Auer sees carbon capture as the future of cement production. He expects costs for the technology to fall as advances are made and more uses for the captured carbon emerge. He points to synthetic fuel, carbon-based nanomaterials and even manufactured aggregates as a few examples of possible uses.
“Using captured CO2 to create synthetic aggregates would replace the virgin aggregates that would normally go into concrete, avoiding both the quarrying of virgin aggregates but also sequestering all of that carbon,” he says.
Bringing concrete’s carbon footprint to zero will not happen all at once, but momentum is building, driven by both producers and end users.
“The majority of contractors are not there yet,” Wu says, but adds that leading builders, private owners and governments are pushing initiatives forward.

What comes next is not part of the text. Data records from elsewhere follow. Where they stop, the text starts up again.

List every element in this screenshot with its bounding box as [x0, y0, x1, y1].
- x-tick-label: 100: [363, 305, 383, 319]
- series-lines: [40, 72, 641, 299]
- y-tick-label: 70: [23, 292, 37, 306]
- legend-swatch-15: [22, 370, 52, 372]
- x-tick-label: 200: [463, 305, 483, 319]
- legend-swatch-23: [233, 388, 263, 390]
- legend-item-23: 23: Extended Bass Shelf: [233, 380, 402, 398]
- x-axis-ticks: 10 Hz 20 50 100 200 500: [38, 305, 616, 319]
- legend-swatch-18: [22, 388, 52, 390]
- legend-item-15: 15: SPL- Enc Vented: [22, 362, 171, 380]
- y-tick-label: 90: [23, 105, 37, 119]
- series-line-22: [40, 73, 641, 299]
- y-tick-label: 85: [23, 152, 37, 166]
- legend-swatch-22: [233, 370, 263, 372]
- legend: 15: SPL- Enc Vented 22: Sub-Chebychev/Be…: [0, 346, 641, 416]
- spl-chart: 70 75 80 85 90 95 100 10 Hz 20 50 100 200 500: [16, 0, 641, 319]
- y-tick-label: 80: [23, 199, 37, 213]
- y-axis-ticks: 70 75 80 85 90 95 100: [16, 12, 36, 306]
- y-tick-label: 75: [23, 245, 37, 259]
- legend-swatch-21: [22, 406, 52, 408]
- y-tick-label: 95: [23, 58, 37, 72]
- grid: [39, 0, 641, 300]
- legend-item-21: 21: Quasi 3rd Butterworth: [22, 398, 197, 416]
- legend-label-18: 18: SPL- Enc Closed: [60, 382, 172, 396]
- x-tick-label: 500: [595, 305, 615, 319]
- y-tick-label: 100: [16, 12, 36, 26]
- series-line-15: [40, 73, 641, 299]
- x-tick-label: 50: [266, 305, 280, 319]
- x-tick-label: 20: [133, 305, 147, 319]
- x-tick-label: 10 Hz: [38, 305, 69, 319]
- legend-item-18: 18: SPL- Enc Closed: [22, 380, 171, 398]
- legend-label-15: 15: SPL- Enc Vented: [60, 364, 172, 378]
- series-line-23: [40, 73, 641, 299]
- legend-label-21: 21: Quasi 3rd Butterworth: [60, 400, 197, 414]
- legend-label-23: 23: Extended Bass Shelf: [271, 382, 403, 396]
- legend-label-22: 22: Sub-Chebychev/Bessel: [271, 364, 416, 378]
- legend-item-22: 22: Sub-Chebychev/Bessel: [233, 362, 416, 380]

Last summer, the Canadian government said it was considering setting mandatory minimum requirements for the procurement of low-carbon concrete. In a request for information, calling on the construction industry to weigh in on the feasibility of establishing a baseline for cleaner concrete, Ottawa said the eventual requirements would begin by mandating the use of concrete that relies on Portland Limestone Cement. Now readily available, PLC reduces emissions by up to 10 per cent. If the federal government moves ahead with the initiative, the targets would get more aggressive from there.
Auer says the federal government is still working through its implementation process, but that he hopes to see PLC become the baseline for cement across the country.
“PLC is kind of a no-brainer solution,” he says. “You can reduce your emissions by up to 10 per cent and it doesn’t cost you any more money and most importantly, it doesn’t preclude any of the other decarbonization strategies that are coming online. So you can still use supplementary cementitious materials, you can still use these emerging mineralization technologies like CarbonCure and Solidia, and others that can basically be stacked on top of PLC.”
The CAC estimates all three levels of governments buy up to half of all construction materials in Canada, either directly or indirectly, so momentum on the public side would go a long way.
In the private sector, Auer says the association has been expecting demand for cleaner concrete to pick up for the past decade, but it is only recently that owners and buildings tenants are slowly becoming a force for change.
Today, lower carbon mixes come at a premium, but the benefits of minimizing embodied carbon and developing CO2-neutral buildings have businesses showing more willingness to foot the added bill. In the not too distant future, low, or even net zero concrete, may be table stakes in Canadian construction.